As cinema catches up with the Great Recession and serious filmmakers want to tell the stories of Americans who have long-suffered under crony capitalism, I'm curious to know what you all think are really good movies about the working class, that don't pander or engage in misery porn (Edit: that have been made in the last decade or so)?
Did anyone see Out of the Furnace this weekend? It's a film starring Christian Bale as a steelworker in Braddock, PA, whose brother (Casey Affleck) is a PTSD-wrecked Iraq vet. Woody Harrelson plays a backwoods, bare-knuckle brawl fight fixer. I won't give away much of the plot, except to say that nothing gets better for these people.
I wrote a story about it, interviewing the director Scott Cooper (he previously directed Crazy Heart), co-star Willem Dafoe, and the mayor of Braddock, John Fetterman, because they shot in that town.

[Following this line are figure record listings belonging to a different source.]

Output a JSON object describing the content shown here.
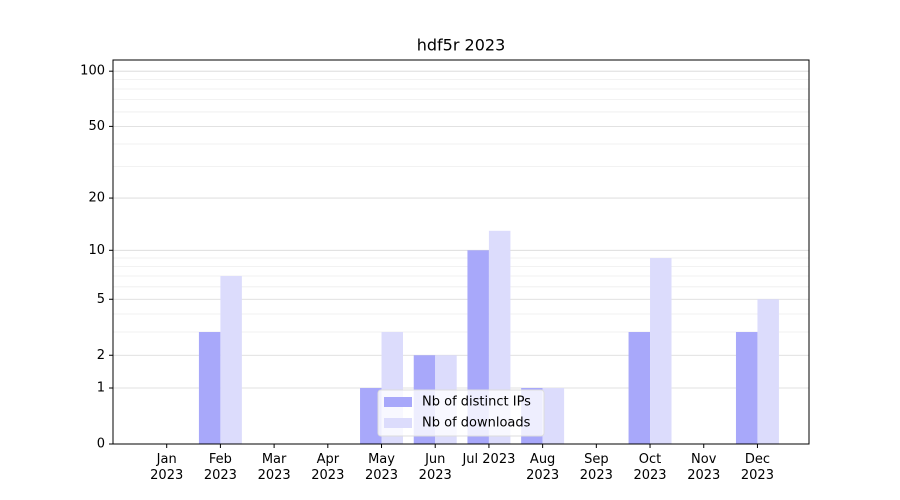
{
  "chart_data": {
    "type": "bar",
    "title": "hdf5r 2023",
    "categories": [
      "Jan 2023",
      "Feb 2023",
      "Mar 2023",
      "Apr 2023",
      "May 2023",
      "Jun 2023",
      "Jul 2023",
      "Aug 2023",
      "Sep 2023",
      "Oct 2023",
      "Nov 2023",
      "Dec 2023"
    ],
    "series": [
      {
        "name": "Nb of distinct IPs",
        "color": "#a8a8fa",
        "values": [
          0,
          3,
          0,
          0,
          1,
          2,
          10,
          1,
          0,
          3,
          0,
          3
        ]
      },
      {
        "name": "Nb of downloads",
        "color": "#dcdcfc",
        "values": [
          0,
          7,
          0,
          0,
          3,
          2,
          13,
          1,
          0,
          9,
          0,
          5
        ]
      }
    ],
    "yscale": "log1p",
    "ylim": [
      0,
      115
    ],
    "yticks": [
      0,
      1,
      2,
      5,
      10,
      20,
      50,
      100
    ],
    "yticks_minor": [
      3,
      4,
      6,
      7,
      8,
      9,
      30,
      40,
      60,
      70,
      80,
      90
    ],
    "grid": true,
    "legend": "lower center"
  }
}
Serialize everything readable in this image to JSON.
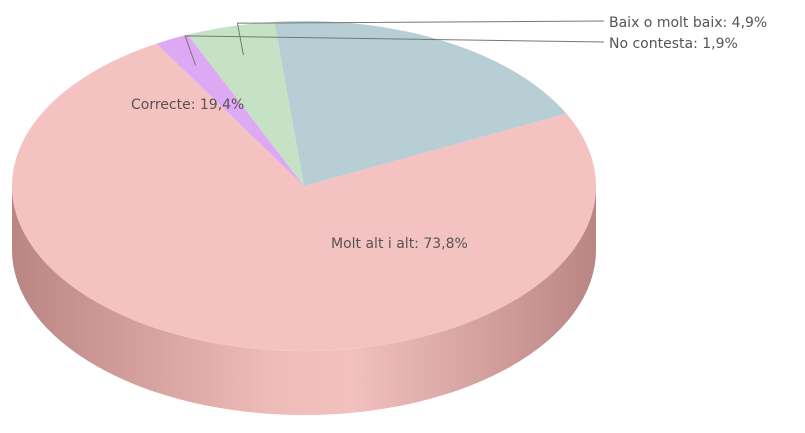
{
  "chart_data": {
    "type": "pie",
    "style": "3d",
    "title": "",
    "slices": [
      {
        "label": "Molt alt i alt",
        "value": 73.8,
        "text": "Molt alt i alt: 73,8%",
        "color": "#f4c2c0",
        "side_color": "#d09c9a"
      },
      {
        "label": "Correcte",
        "value": 19.4,
        "text": "Correcte: 19,4%",
        "color": "#b7ced5",
        "side_color": "#94aab0"
      },
      {
        "label": "Baix o molt baix",
        "value": 4.9,
        "text": "Baix o molt baix: 4,9%",
        "color": "#c6e2c5",
        "side_color": "#a3bba2"
      },
      {
        "label": "No contesta",
        "value": 1.9,
        "text": "No contesta: 1,9%",
        "color": "#dea9f4",
        "side_color": "#b88ace"
      }
    ]
  }
}
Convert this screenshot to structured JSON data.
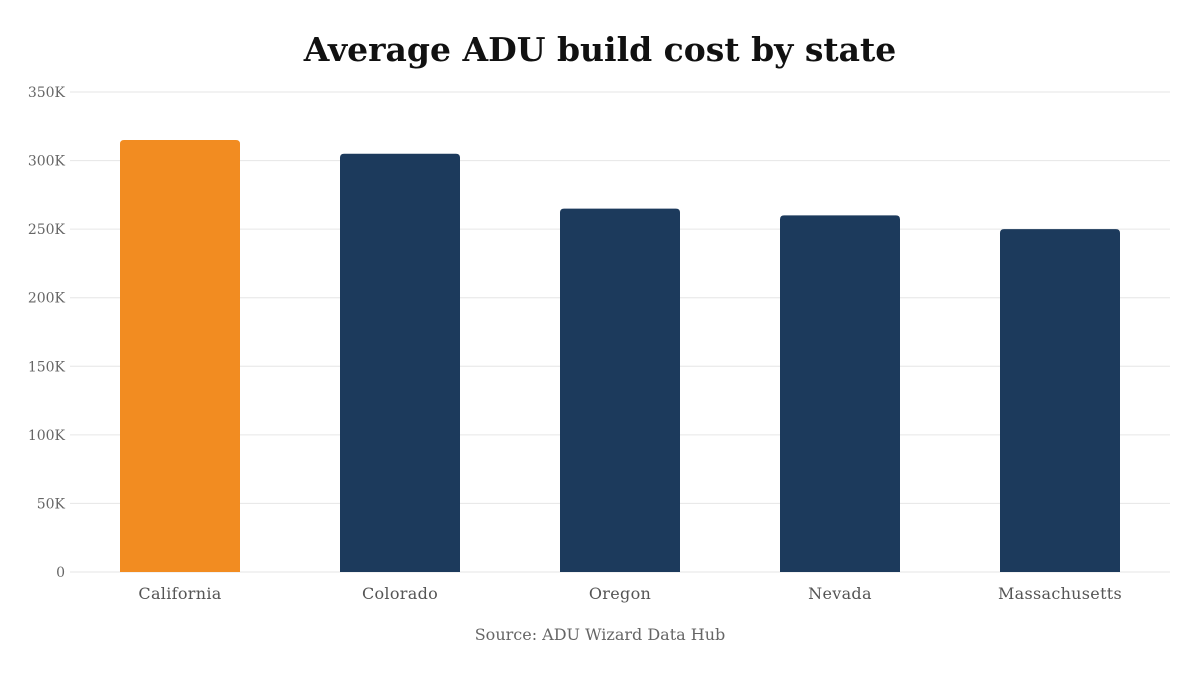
{
  "chart_data": {
    "type": "bar",
    "title": "Average ADU build cost by state",
    "source": "Source: ADU Wizard Data Hub",
    "categories": [
      "California",
      "Colorado",
      "Oregon",
      "Nevada",
      "Massachusetts"
    ],
    "values": [
      315000,
      305000,
      265000,
      260000,
      250000
    ],
    "bar_colors": [
      "#F28C21",
      "#1C3A5C",
      "#1C3A5C",
      "#1C3A5C",
      "#1C3A5C"
    ],
    "ylim": [
      0,
      350000
    ],
    "yticks": [
      0,
      50000,
      100000,
      150000,
      200000,
      250000,
      300000,
      350000
    ],
    "ytick_labels": [
      "0",
      "50K",
      "100K",
      "150K",
      "200K",
      "250K",
      "300K",
      "350K"
    ],
    "xlabel": "",
    "ylabel": "",
    "grid": true,
    "legend": "none"
  },
  "colors": {
    "highlight": "#F28C21",
    "bar": "#1C3A5C",
    "grid": "#E6E6E6"
  }
}
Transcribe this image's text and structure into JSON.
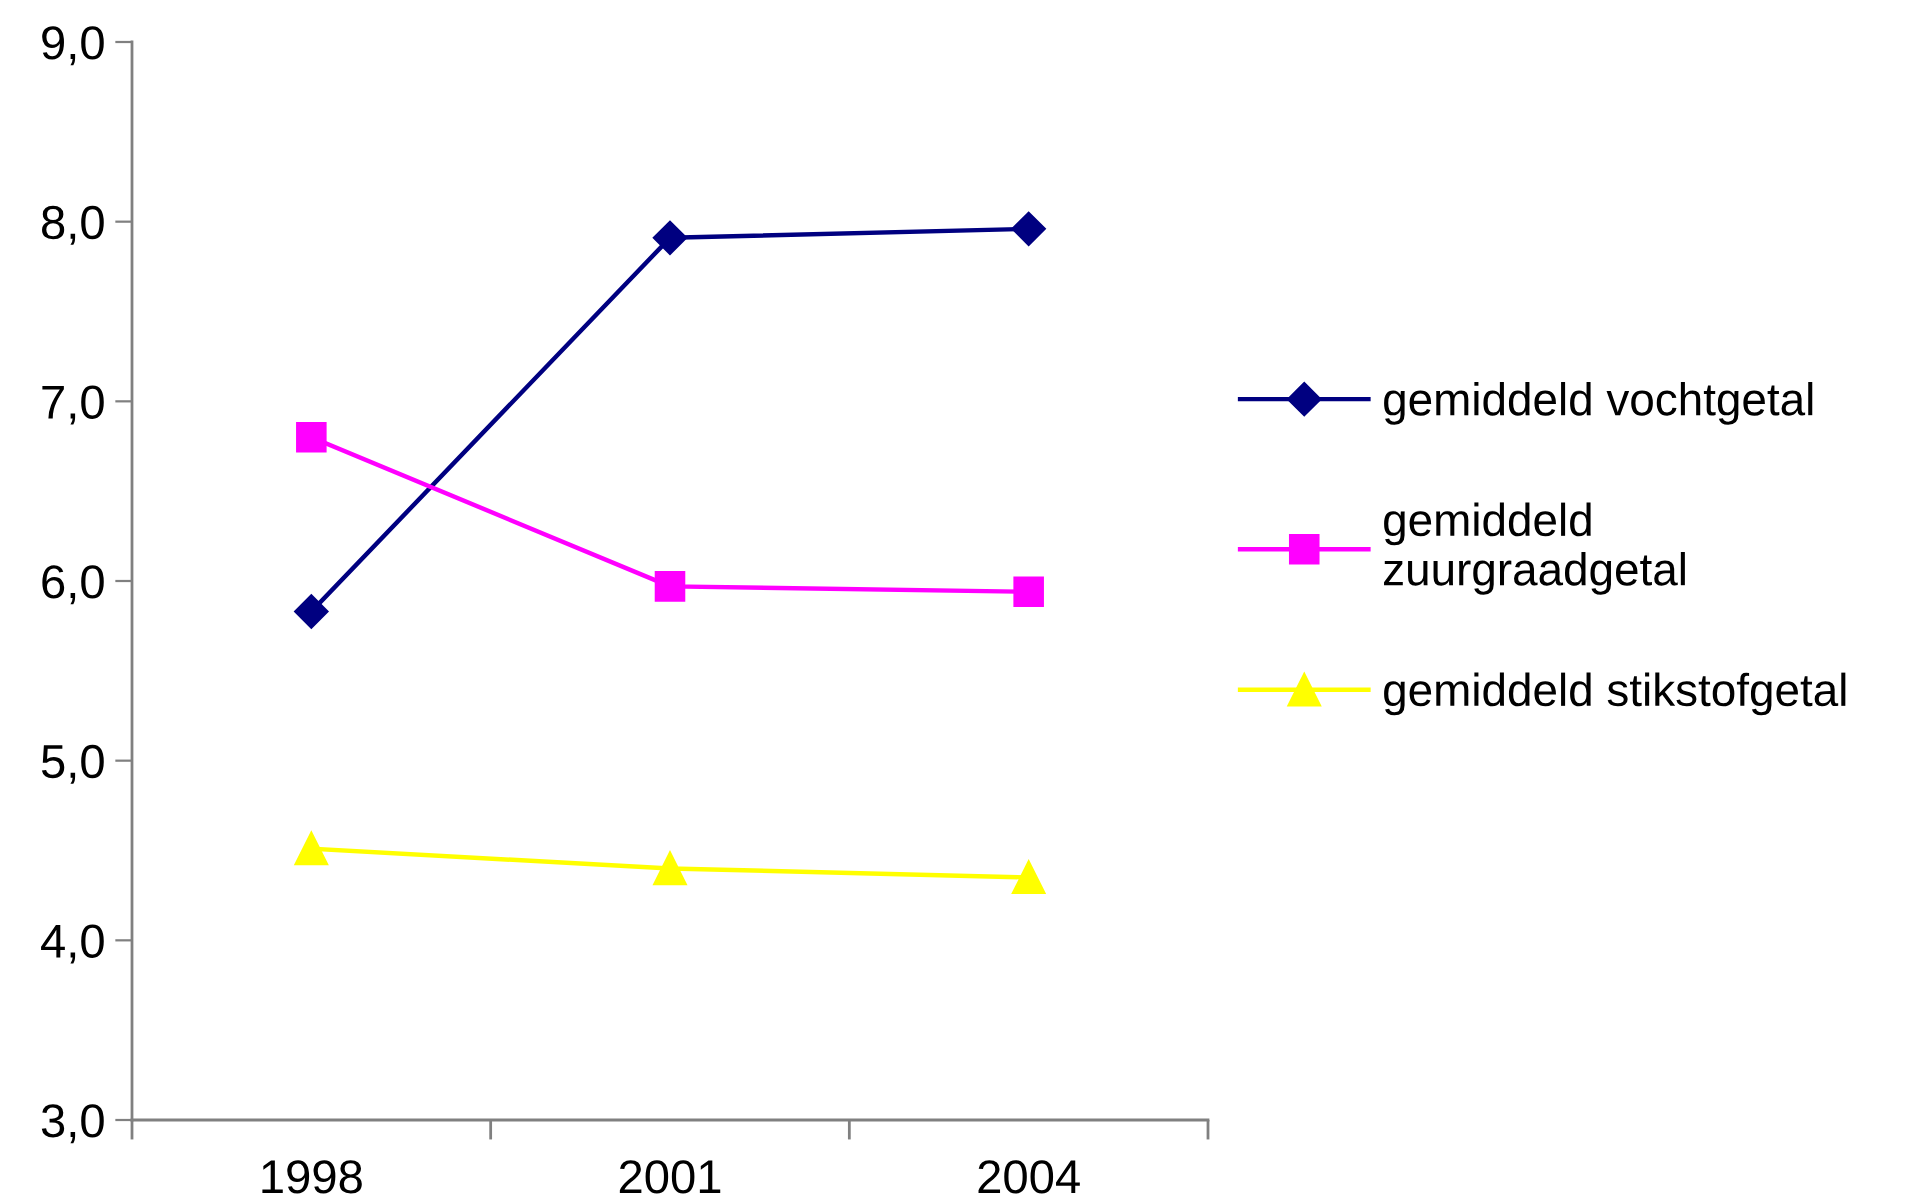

Here's what Fetterman had to say (among other things):
"If someone’s coming to shoot a movie in Braddock, they’re not using it as a backdrop for Aspen, Colo. or the French Riviera. So [what’s seen on screen] is not a surprise, and the portrayal isn’t meant to be negative,” Fetterman said of his town’s participation. “I saw one review where they called it ‘misery porn’ or something like that, and that couldn’t be farther from the truth. There are places like this that exist in this country. There are men that worked in the mills their whole lives, generations caring for sick fathers. All that’s part of the fabric out here, so it’s not coming from a place of voyeurism or reveling in it; it’s just, like, This is a story that needs to be told."
Anyway, would love feedback on the story, and to know what other movies you think honestly tell the story of the working class (or at least exist in that world).